[ # 77of My Favourite Short Poems ]
A pastiche, created in PRISMA, of a painting of my own of Aberaeron, Ceredigion, West Wales.
A pastiche is a creation of visual art, poetry, literature, theatre, or music that imitates the style or character of the original work. A pastiche poem imitates the form, style, and often the subject matter, of an original poem. A parody also does this, but, unlike a parody, a pastiche is not written to mock or satirize the original poem, but it is written in a spirit of respect for the original.
I have used such a poem before when I included, in one of my blogs, Brian Patten’s poem ‘Mary had a bit of Lamb’. It is a pastiche version of the nursery rhyme composed by the American writer, Sarah Josepha Buell Hale (1788 – 1879), which Patten first published in his book, ‘Thawing Frozen Frogs’. See my earlier blog: Mary’s Lamb
Perhaps my favourite poem in this style is Spike Milligan’s:
I must go down to the sea again,
to the lonely sea and the sky;
I left my shoes and socks there –
I wonder if they’re dry?
Yes, that is just what a pastiche poem is. Often short and commencing with the traditional opening of the original, usually well-known verses, which it is intended to imitate, but with altered context, frequently with humorous intention. Of course, there is a fine line to be drawn between pastiche, which can border on parody, or even bowdlerisation (See definition).
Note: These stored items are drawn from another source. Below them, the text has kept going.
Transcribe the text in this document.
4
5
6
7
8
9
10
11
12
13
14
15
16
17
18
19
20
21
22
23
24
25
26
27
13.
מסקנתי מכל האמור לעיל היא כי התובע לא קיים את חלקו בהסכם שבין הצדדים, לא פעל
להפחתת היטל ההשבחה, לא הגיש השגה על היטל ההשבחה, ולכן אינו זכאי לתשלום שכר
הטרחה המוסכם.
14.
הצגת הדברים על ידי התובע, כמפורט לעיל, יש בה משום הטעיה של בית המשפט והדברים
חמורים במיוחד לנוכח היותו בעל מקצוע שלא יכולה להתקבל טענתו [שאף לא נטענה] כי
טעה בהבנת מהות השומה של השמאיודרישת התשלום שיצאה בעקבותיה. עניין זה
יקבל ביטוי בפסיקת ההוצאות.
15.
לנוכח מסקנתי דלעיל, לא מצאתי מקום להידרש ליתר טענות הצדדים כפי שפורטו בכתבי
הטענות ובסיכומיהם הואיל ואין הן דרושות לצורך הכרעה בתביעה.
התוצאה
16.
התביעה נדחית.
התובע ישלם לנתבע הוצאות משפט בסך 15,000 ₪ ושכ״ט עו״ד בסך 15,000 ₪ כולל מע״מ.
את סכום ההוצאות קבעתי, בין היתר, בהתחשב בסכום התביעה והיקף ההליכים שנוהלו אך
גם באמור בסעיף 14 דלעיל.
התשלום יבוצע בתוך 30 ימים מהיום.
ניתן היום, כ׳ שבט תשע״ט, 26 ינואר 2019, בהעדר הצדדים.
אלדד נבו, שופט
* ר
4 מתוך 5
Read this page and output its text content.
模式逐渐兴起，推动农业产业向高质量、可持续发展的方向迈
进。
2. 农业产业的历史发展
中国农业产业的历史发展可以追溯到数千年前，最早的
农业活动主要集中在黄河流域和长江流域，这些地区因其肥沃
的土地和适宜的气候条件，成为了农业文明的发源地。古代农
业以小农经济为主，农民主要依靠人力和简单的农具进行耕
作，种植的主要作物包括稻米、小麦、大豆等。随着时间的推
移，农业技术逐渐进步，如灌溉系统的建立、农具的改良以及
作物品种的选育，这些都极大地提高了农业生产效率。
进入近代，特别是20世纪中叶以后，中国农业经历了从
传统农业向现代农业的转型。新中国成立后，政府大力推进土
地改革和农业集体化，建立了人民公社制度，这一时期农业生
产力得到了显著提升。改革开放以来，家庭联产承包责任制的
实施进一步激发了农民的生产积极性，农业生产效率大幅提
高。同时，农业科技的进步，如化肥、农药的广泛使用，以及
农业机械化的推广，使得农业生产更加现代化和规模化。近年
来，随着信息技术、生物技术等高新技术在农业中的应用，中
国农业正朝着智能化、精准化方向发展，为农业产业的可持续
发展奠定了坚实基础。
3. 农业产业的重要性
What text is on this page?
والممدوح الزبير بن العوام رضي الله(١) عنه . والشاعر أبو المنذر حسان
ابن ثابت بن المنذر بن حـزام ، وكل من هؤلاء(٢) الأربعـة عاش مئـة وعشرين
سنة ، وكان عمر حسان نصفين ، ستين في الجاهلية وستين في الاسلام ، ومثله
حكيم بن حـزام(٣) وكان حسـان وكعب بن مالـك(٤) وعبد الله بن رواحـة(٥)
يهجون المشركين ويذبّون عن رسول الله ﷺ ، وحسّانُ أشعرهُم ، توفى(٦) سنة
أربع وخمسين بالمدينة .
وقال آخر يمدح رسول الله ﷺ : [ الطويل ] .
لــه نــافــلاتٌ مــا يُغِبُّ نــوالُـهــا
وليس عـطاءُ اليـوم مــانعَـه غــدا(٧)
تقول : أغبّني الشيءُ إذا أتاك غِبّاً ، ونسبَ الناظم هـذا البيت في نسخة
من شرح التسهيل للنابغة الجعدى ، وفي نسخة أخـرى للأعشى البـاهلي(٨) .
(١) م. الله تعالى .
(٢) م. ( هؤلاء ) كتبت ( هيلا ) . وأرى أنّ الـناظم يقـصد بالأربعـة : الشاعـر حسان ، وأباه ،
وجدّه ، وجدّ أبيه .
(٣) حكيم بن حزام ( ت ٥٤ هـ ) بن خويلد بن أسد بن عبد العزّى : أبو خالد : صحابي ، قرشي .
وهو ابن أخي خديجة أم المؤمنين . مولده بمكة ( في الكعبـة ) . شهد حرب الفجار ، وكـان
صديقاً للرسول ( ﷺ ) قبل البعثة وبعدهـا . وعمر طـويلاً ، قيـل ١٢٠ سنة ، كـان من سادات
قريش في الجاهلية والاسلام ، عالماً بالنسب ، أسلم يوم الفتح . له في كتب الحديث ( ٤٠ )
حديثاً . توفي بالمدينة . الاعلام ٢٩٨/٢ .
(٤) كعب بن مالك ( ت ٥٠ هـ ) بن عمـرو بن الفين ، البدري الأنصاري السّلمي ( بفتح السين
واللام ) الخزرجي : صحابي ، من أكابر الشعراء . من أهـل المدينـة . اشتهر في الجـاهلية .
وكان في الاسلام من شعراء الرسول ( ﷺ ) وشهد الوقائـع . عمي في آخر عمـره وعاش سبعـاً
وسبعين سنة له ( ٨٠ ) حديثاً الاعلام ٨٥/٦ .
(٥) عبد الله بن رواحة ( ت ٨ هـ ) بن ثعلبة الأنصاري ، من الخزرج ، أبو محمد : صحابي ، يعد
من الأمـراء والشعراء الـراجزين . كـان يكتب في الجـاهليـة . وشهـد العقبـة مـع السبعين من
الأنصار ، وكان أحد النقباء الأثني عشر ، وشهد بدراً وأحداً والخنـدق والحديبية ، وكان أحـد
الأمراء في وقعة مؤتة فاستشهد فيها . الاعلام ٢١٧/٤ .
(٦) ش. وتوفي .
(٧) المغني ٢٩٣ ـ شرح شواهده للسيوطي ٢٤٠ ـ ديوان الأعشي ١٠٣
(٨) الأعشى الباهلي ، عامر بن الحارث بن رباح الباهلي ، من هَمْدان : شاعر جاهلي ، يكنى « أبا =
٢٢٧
I recently came across, on my surfing travels, the following brief (two-line) examples which are the work of a Harvard academic, Francis DiMenno (1979). Here is a selection from his longer poem he calls: ‘MY FUZZY VALENTINE’ . . .
‘The Passionate Shepherd to His Love’, By Christopher Marlowe
Come live with me and be my love,
I’ll even come and help you move.
‘Upon Julia’s Clothes’, by Robert Herrick
Whenas in silks my Julia goes,
I hope she owns some less expensive clothes
‘On the Tombs in Westminster Abbey’, by Francis Beaumont
Mortality behold, and fear,
We’re almost out of bottled beer.
‘Since there’s no help, come let us kiss and part’, by Michael Drayton
Since there’s no help, come let us kiss and part
There’s never been an argument you wouldn’t start.
‘Elegy Written in a Country Churchyard’, by Thomas Gray
The curfew tolls the knell of parting day,
And now it’s time to squander all my pay.
‘Spring, the sweet spring’, by Thomas Nashe
Spring, the sweet Spring, is the year’s pleasant king,
And Sammy, Frank, and Dean go Ring-a-Ding-Ding.
Over this coming week I will present a selection of my own attempts at this style, hoping that in doing so I offend no one, including the artistic sensibilities of those poets, living or dead, whose memorable opening lines have suggested these alternatives to me.